Number of iterations to convergence: 34 
Achieved convergence tolerance: 0.0000000149

sum-of-squares residual is too high : 12641435 ...

Is that so or is something wrong with the adjustment? It is bad?

2

There are 2 best solutions below

2
On

It makes sense, since the squared mean of your response variable is 38110960. You can scale your data if you prefer to work with smaller numbers.

0
On

The residual sum of squares doesn't have much meaning without knowing the total sum of squares (from which R^2 can be calculated).
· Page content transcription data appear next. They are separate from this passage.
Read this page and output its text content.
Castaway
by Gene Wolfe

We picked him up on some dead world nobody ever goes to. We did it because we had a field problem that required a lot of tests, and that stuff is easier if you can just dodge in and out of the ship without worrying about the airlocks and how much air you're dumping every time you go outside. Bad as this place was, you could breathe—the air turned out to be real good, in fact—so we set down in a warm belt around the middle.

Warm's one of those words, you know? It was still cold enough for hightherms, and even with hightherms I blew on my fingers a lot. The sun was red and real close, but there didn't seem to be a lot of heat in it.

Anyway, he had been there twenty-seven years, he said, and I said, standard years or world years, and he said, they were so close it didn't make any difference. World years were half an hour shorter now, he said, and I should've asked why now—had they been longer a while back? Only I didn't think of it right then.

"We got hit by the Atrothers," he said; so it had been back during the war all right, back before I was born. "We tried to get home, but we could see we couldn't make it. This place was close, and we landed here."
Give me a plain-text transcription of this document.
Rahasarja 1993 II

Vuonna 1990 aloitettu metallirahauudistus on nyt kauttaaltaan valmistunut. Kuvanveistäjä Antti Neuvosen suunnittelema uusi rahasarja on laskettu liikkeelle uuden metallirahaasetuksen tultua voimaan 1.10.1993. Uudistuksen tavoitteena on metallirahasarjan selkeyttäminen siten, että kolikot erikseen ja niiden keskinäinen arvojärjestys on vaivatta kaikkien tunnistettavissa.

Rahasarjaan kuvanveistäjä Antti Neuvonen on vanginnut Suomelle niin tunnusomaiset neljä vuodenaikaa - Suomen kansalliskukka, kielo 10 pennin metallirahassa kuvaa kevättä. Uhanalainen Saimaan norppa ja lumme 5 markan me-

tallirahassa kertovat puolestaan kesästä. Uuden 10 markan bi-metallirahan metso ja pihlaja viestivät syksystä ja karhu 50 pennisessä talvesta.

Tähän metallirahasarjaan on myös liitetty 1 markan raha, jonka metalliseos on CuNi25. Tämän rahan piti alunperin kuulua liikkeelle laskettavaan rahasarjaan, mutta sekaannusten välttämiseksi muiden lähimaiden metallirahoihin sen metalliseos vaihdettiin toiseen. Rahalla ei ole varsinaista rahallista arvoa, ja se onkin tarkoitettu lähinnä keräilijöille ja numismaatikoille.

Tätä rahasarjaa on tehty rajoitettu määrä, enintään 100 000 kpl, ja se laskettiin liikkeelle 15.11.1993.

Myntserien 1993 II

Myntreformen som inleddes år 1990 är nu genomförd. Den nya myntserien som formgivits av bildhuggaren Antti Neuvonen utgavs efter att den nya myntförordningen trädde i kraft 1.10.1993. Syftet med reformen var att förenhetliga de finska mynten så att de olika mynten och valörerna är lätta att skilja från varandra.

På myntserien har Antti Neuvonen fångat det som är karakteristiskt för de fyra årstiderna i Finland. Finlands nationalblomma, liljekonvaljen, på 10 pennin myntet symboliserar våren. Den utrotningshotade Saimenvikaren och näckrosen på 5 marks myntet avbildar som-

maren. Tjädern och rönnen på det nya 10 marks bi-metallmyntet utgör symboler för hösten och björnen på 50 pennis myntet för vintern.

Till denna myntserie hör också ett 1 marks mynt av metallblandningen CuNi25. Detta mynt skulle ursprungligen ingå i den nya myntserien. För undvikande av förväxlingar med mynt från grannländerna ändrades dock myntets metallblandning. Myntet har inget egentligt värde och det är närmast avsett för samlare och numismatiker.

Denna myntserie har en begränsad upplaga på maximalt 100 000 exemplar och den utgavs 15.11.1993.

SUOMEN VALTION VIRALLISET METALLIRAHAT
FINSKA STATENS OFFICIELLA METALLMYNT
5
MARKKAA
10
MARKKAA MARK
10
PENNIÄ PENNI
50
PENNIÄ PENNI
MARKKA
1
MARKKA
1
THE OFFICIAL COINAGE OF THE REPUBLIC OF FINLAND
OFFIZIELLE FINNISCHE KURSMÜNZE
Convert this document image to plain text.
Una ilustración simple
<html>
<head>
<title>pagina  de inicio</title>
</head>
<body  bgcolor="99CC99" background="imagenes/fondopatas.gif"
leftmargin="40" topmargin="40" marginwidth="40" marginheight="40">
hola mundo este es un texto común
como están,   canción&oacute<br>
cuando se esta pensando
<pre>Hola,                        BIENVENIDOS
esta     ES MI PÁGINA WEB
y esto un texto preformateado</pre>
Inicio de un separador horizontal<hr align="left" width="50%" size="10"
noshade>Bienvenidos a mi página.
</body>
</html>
Its value is going to increase if your data have large values or if you add more data points, regardless of how good your fit is. Also, you may want to look at a plot of your residuals versus fitted data, there is a clear pattern that should be explained by your model to ensure that your errors are Normally distributed.